Amidst her time in the military, and the ever-changing life of a military spouse, DeLeon had also been working on her original goal of gaining an education. While on active duty in San Diego, California, she used a tuition-assistance program to earn a Bachelor of Arts in psychology and worked part-time and volunteered in the San Diego foster care system. That allowed her to use her G.I. Bill and earn a Master of Social Work from the University of Southern California in 2019. It was the crucial next step to earning her law degree that brought her to Syracuse University.

DeLeon with others in uniform

“I was searching for an online, or at least mostly online, program that would fit my desire to not live in one place,” DeLeon explained, “I found a lot of law school programs that were business focused and the very last thing that I would ever want to focus on is contracts, mergers, acquisitions. With the JDi program you can take elects in criminal law, family law and mediation. All those things drew me in. I knew if I wasn’t getting into Syracuse, I wasn’t going anywhere else.”

DeLeon is enrolled in the JDinteractive (JDi) program offered by the College of Law. JDi is offered as a hybrid learning option and is among the first law schools in the country to earn an American Bar Association certification for their hybrid program. During her time in the program, she learned about the Tillman Scholarship and knew it was a pathway to achieving her goals.

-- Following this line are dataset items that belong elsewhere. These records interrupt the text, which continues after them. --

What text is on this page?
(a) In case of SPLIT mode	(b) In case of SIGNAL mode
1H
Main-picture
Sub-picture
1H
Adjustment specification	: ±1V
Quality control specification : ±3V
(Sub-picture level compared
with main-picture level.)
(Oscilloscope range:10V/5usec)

“I didn’t know what the Tillman Foundation was, so I thought I’d give it a shot. I had no idea it was a community of people like this,” said DeLeon. “I thought it was just like, ‘Here’s your scholarship. Have a good day!’”

What DeLeon might not have been expecting about the Tillman Scholarship, however, was how interested the foundation was in Natasha as a person. Many Tillman Scholars reflect on having to get to know themselves better through the application process, and truly refine what their goals are.

“The Tillman Foundation gives me the opportunity to bring the ideas that I have and the ambitions into a room full of people that have the attention of the service fields,” said DeLeon. “Whether it be law or social work, and that is opening door to these connections that I never would have had otherwise.”

DeLeon in front of Dineen Hall

DeLeon wants to combine the intricate worlds of law and social work to address an issue she sees in how the courts deal with families, particularly lower-income families from underserved communities.

 “I want to work in family law and in foster care, but not as a foster care case manager,” said DeLeon. “I want to help biological parents get their kids back.”

DeLeon understands her goal may be a cause for alarm for some people, but she explains that she wants to be a voice for people who have experienced trauma in their lives that led to them losing custody of their children. She says that most parents who have lost custody of their children to foster care have experienced extreme trauma themselves, which hinders their ability to parent and provide a safe standard of care for their children.  The legal system presently does not take parental trauma into account and DeLeon wants this to be fairly represented for parents going through family court.

In looking at her background it’s easy to see that Natasha is driven to achieve her goals, having gone from a 2.6 grade point average in high school to a 4.0 GPA in graduate school. She’s also vocal about supporting her fellow student veterans and encouraging them to pursue their own goals. When asked what she would tell a student veteran who may be considering applying for the Tillman Scholarship, her advice was straight forward.

“First, I would tell them that you deserve to apply. Your story matters and what you want to do matters,” said DeLeon. “If you’re thinking about applying, you must put aside that imposter syndrome and recognize your worth. You’re worth it, and you can do it.”